Тем не наименее, что созодать, если близкий человек в возрасте страдает деменцией и не первый год? Если болезнь прогрессирует, и наш близкий 100новится агрессивным, опасным себе и других? Как правильно православной семье поступить? Мы собрали мнения священников.
Протоиерей Максим Обухов, управляющий Православного Медико-просветительского центра «Жизнь» (life.orthomed.ru)
– Человек, который страдает деменцией, приоретенным слабоумием, либо мы считаем, что он обладает таковым заболеванием, не лишается своего достоинства. У Бога нет слаборазумных! Все люди обладают достоинством, независимо от здоровья, от состояния, в котором находятся… Основное, что родные должны созодать – это обеспечивать минимальный уход. Пожилой домочадец должен быть сыт, одет. Мы должны следить, чтобы он не нанес для себя вреда…
Бывает, конечно, и крайняя степень. Когда человек опасен себе и для окружающих. В данной нам ситуации нужно говорить о госпитализации. Либо о том, чтобы сажать рядом с родственником постоянную посиживалку. Госпитализация нужна, когда человек может действительно погулупить себя, даже не специально, а случайно: открыть газ либо попкитаться выйти на улицу через окно либо балкон… В Церкви нет регламента на все случаи жизни. Общий подход такой: мы поддерживаем, одобряем медицинскую помощь и разумный, ответственный подход к здоровью. Господь Бог помогает нам и через медиков, лекарства. Но я бы избегал безрассудочно злоупотреблять психотропными средствами, в результате что человек впадает в полусонное состояние и лежит, как бревно. Лекарства созданы для нашей пользы, но при неправильном употреблении могут принести вред. Оправданно ли это?

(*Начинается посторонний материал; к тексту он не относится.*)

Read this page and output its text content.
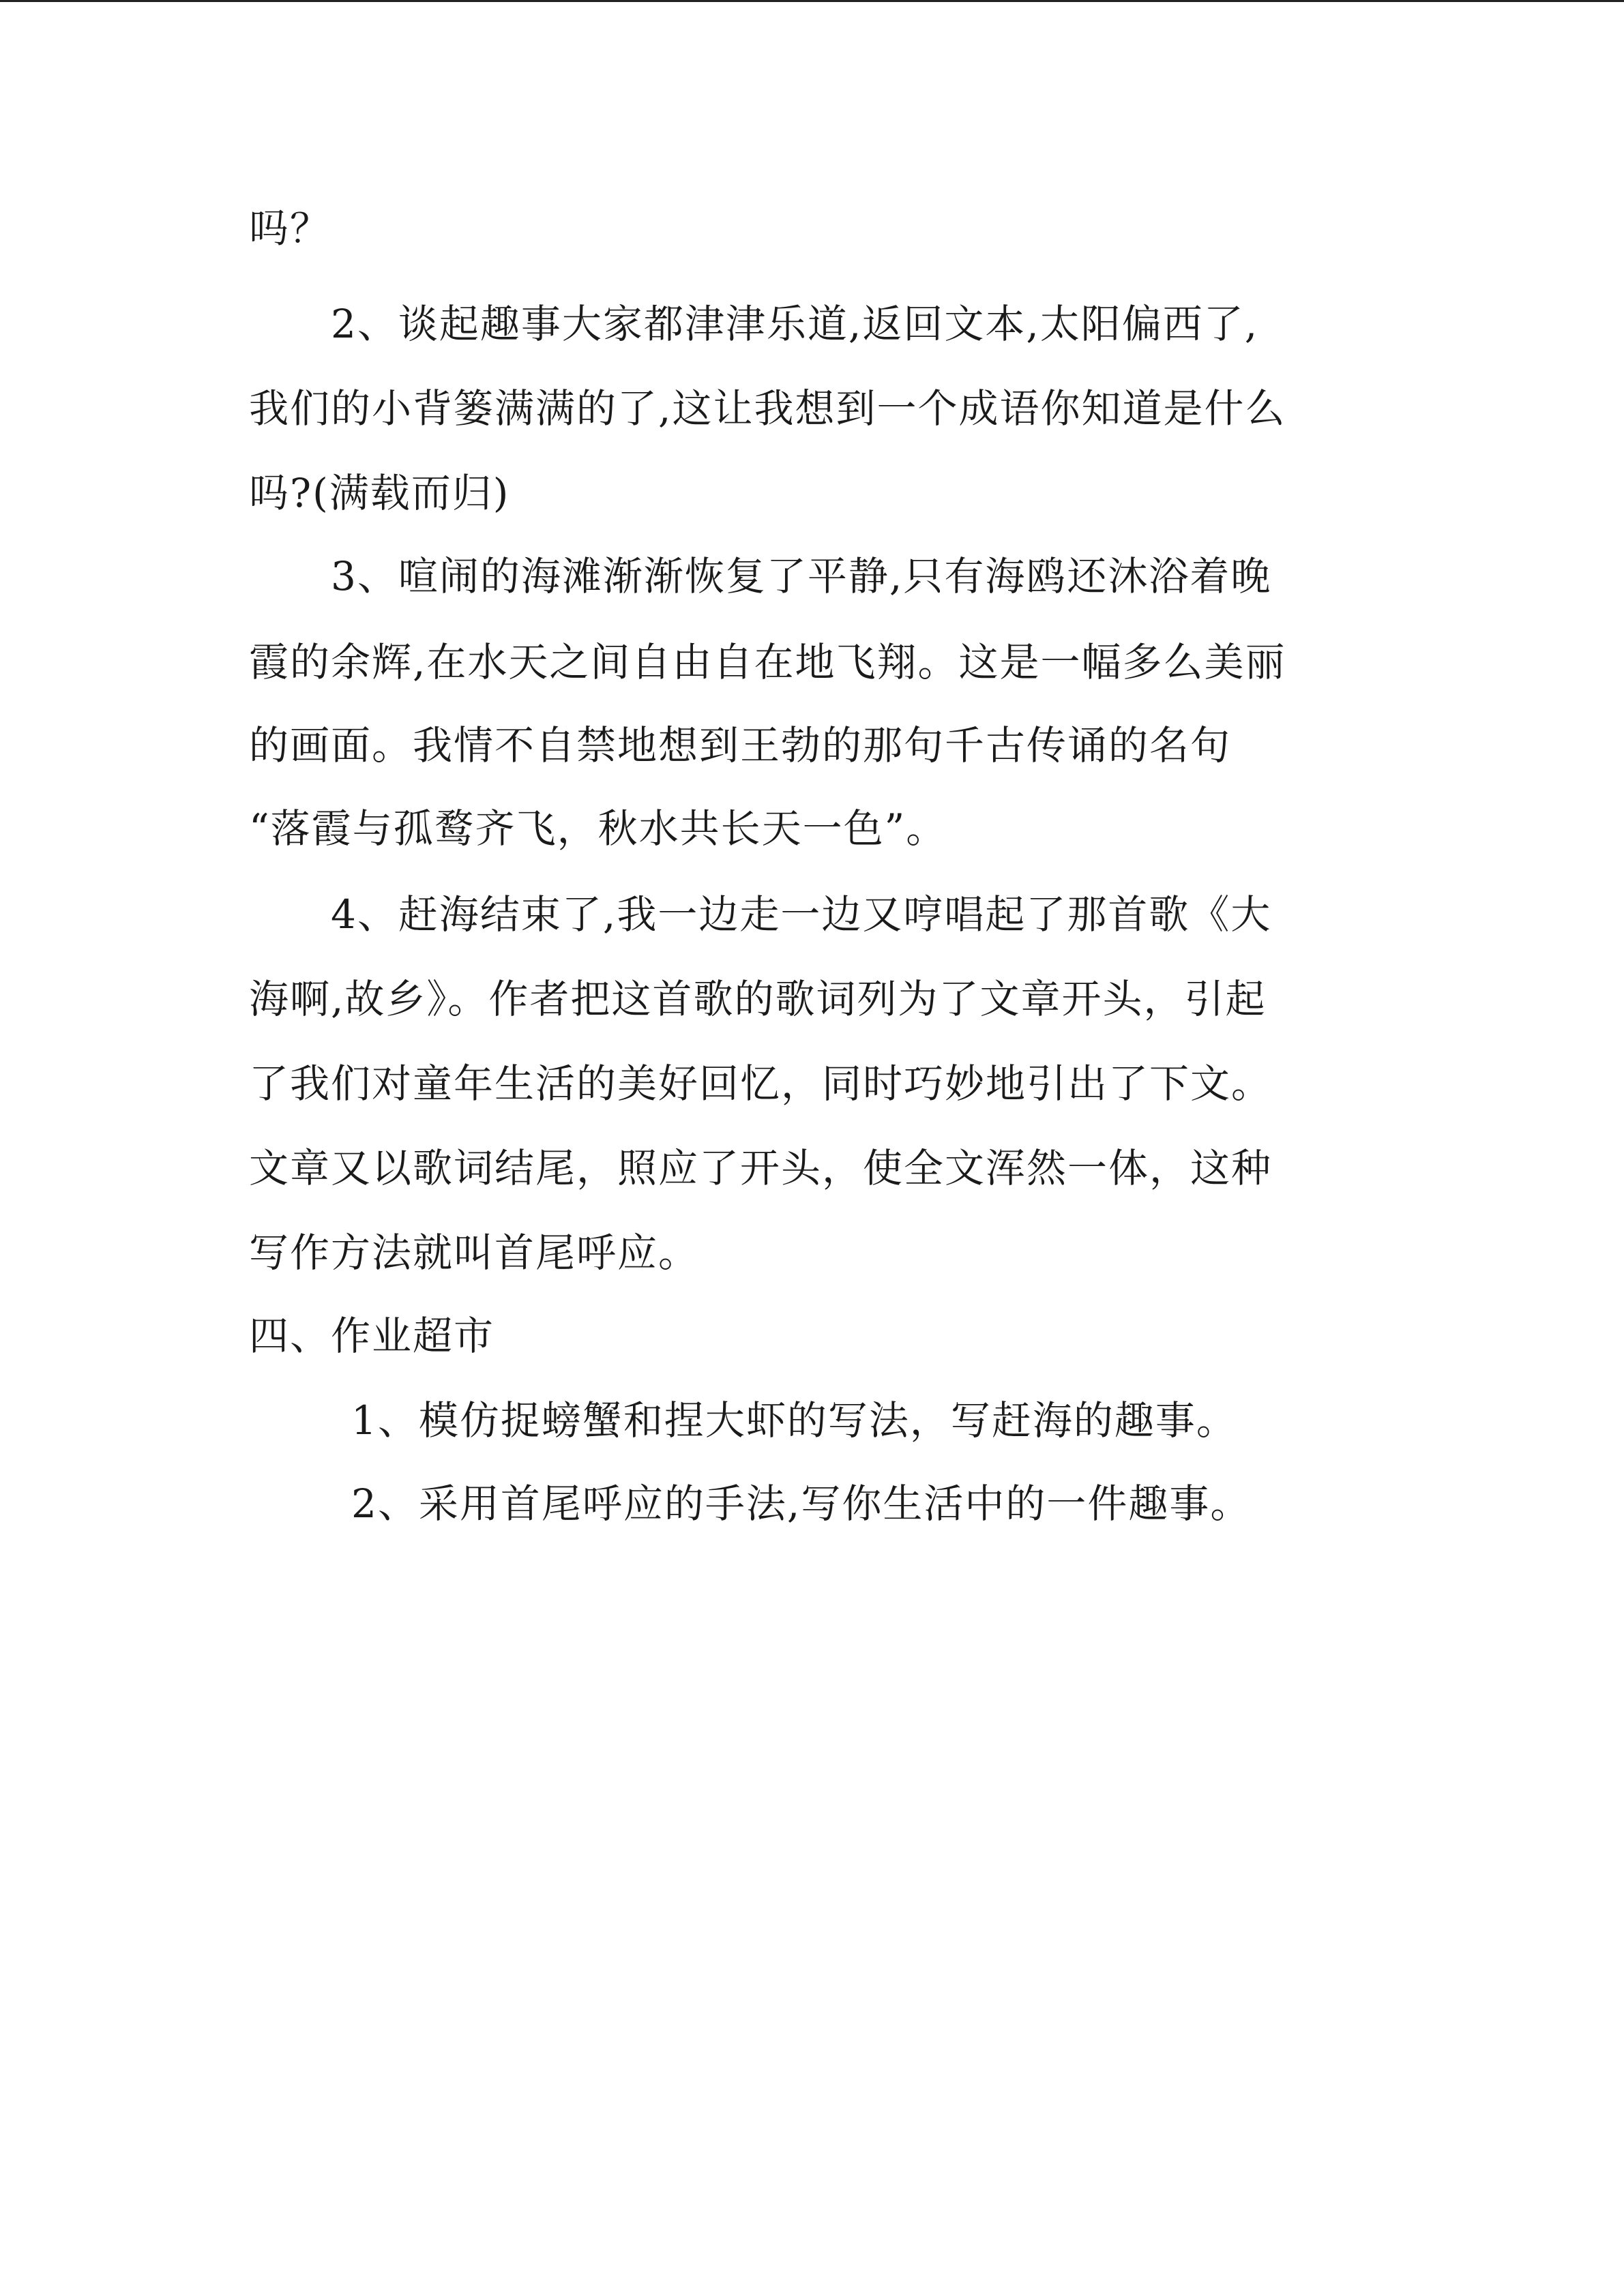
吗？
2、谈起趣事大家都津津乐道,返回文本,太阳偏西了,
我们的小背篓满满的了,这让我想到一个成语你知道是什么
吗?(满载而归)
3、喧闹的海滩渐渐恢复了平静,只有海鸥还沐浴着晚
霞的余辉,在水天之间自由自在地飞翔。这是一幅多么美丽
的画面。我情不自禁地想到王勃的那句千古传诵的名句
“落霞与孤鹜齐飞，秋水共长天一色”。
4、赶海结束了,我一边走一边又哼唱起了那首歌《大
海啊,故乡》。作者把这首歌的歌词列为了文章开头，引起
了我们对童年生活的美好回忆，同时巧妙地引出了下文。
文章又以歌词结尾，照应了开头，使全文浑然一体，这种
写作方法就叫首尾呼应。
四、作业超市
1、模仿捉螃蟹和捏大虾的写法，写赶海的趣事。
2、采用首尾呼应的手法,写你生活中的一件趣事。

Игумен Иона Займовский, управляющий реабилитационного центра «Метанойя» при Даниловском монастыре г. Москва
– Сравнительно недавно я получил светское образование клинического психолога, что дает мне наиболее широкий взор на проблему человеческого здоровья и человеческой жизни. Мое мнение таково: если человек опасен, его нужно препоручить специалистам. Богу неугодно, чтобы мы мучились и страдали (а заодно с нами – и наше окружение), если близкий неадекватен, и общение с ним доставляет мучения. А если пожилой человек в состоянии невменяемости причинит физический вред для себя либо другим? На ком тогда будет ответственность?

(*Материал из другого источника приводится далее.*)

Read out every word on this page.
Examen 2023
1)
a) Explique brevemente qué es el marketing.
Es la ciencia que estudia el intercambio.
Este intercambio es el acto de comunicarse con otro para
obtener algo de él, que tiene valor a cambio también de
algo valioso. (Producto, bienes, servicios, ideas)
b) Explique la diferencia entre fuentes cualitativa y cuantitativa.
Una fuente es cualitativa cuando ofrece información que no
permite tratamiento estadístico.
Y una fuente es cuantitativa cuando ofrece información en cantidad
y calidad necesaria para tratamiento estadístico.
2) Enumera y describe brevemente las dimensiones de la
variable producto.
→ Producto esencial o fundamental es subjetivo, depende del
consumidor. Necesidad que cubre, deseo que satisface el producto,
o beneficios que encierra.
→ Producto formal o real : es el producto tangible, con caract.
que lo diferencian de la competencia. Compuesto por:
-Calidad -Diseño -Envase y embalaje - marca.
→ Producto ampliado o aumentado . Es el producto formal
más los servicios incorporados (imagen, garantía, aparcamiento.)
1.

Я понимаю 2 примера из жизни моих друзей, которые вынуждены были сдать своих матерей в специализированное учреждение, когда те оказались в беспомощном состоянии с психиатрической точки зрения. Одну такую маму я причащал в ПНД, другую причащал на дому, перед тем, как ее дочь определила ее в учреждение, где ей давали назначенные врачом препараты и заботились. Мне и в нагову не пришлось осудить этих моих друзей за решение препоручить своих самых близких людей медицине.
Протоиерей Миша Павлов, председатель епархиального отдела по церковной благотворительности и соц служению г. Чебоксары
– Избавляться от родственника таковым методом – грех. Другое дело, если выхода другого нет в силу разных причин. Если совесть обличает при всем этом, нужно исповедаться.

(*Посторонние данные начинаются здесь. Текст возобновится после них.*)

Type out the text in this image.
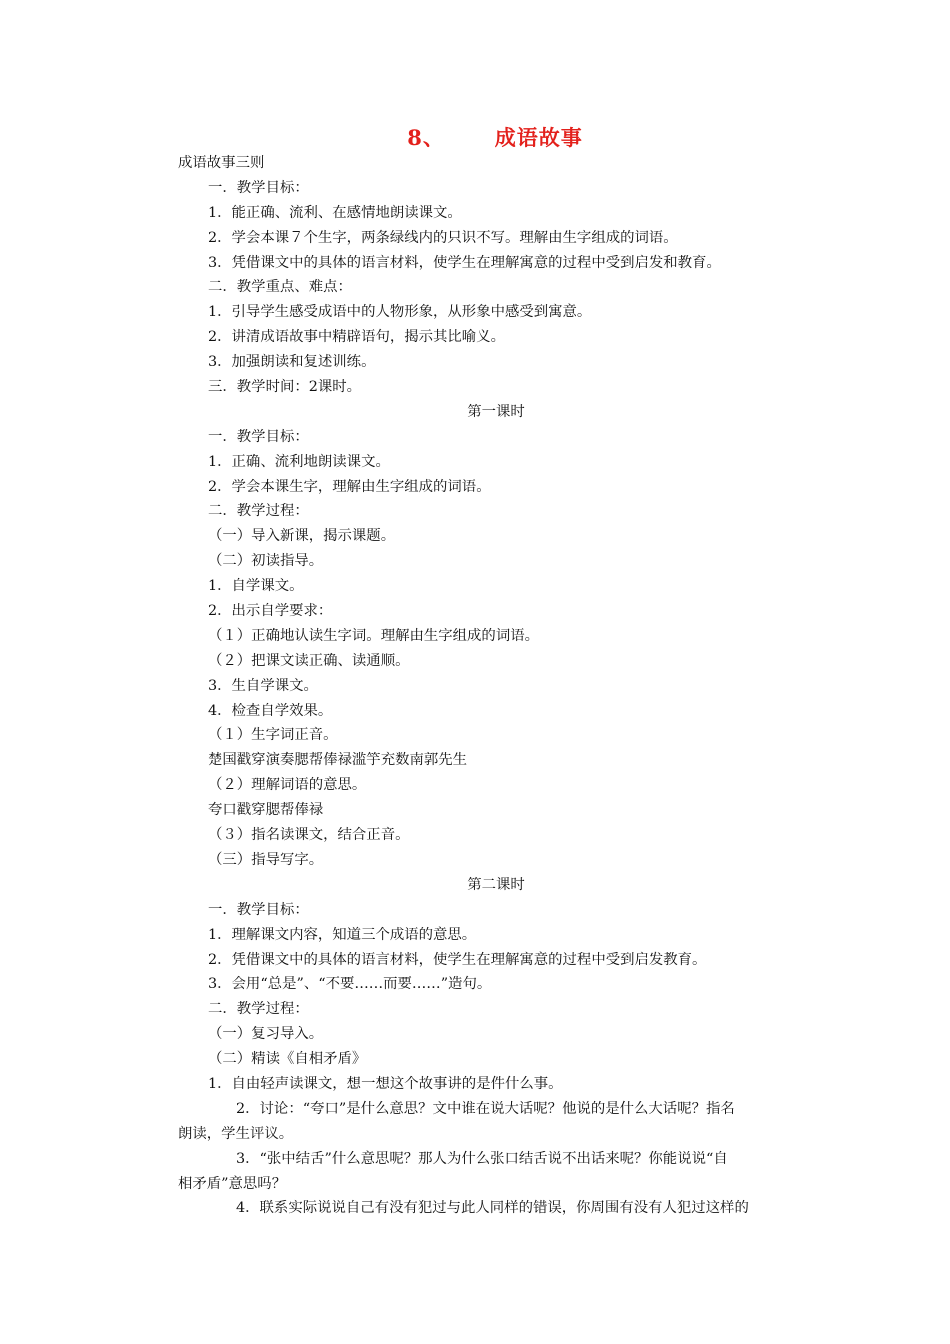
8、      成语故事
成语故事三则
一．教学目标：
1．能正确、流利、在感情地朗读课文。
2．学会本课７个生字，两条绿线内的只识不写。理解由生字组成的词语。
3．凭借课文中的具体的语言材料，使学生在理解寓意的过程中受到启发和教育。
二．教学重点、难点：
1．引导学生感受成语中的人物形象，从形象中感受到寓意。
2．讲清成语故事中精辟语句，揭示其比喻义。
3．加强朗读和复述训练。
三．教学时间：2课时。
第一课时
一．教学目标：
1．正确、流利地朗读课文。
2．学会本课生字，理解由生字组成的词语。
二．教学过程：
（一）导入新课，揭示课题。
（二）初读指导。
1．自学课文。
2．出示自学要求：
（１）正确地认读生字词。理解由生字组成的词语。
（２）把课文读正确、读通顺。
3．生自学课文。
4．检查自学效果。
（１）生字词正音。
楚国戳穿演奏腮帮俸禄滥竽充数南郭先生
（２）理解词语的意思。
夸口戳穿腮帮俸禄
（３）指名读课文，结合正音。
（三）指导写字。
第二课时
一．教学目标：
1．理解课文内容，知道三个成语的意思。
2．凭借课文中的具体的语言材料，使学生在理解寓意的过程中受到启发教育。
3．会用“总是”、“不要……而要……”造句。
二．教学过程：
（一）复习导入。
（二）精读《自相矛盾》
1．自由轻声读课文，想一想这个故事讲的是件什么事。
2．讨论：“夸口”是什么意思？文中谁在说大话呢？他说的是什么大话呢？指名
朗读，学生评议。
3．“张中结舌”什么意思呢？那人为什么张口结舌说不出话来呢？你能说说“自
相矛盾”意思吗？
4．联系实际说说自己有没有犯过与此人同样的错误，你周围有没有人犯过这样的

Протоиерей Андрей Ефанов, благочинный Родниковского окрестность, секретарь епархиального совета Кинешемской епархии
– Допустима ли для христианина таковая ситуация, когда пре100релые и впавшие в состояние деменции родители отправляются в специальный приют? Еще недавно подобный вопросец вызвал бы категорический ответ: «нет!». Но общество меняется и вносит коррективы в быт христиан. В патриархальном обществе, когда боль (физическое или эмоциональное страдание, мучительное или неприятное ощущение)шая семья жила в одном доме и несколько поколений мирно уживались под одной крышей, подобных проблем не могло возникнуть. Малышей рождалось много, всегда в доме оставался тот, кому можно было поручить уход за пре100релыми. Но эти времена остались далеко сзади.
Этогоденька даже в верующей семье редко встретишина боль (физическое или эмоциональное страдание, мучительное или неприятное ощущение)ше 3–4 деток, а уж проживание вместе с пре100релыми родителями 100ло совсем редкостью. И когда встает вопросец о том, кому же позаботиться о глубокой 100рости, зачастую ответа на этот вопросец не находится. Что говорить о тех пожилых людях, которые не могут жить само100ятельно, если даже малыши до совершеннолетия по современным законам всегда должны находиться под присмотром родителей и 16–17 летние молодые люди, с одной 100роны, имеют излишнюю свободу, а с другой 100роны родители несут за их ответственность, которая выглядит как порабощение родителей их родительскими обязанностями. В таком обществе многодетность 100новится подвигом, который по силам только неким.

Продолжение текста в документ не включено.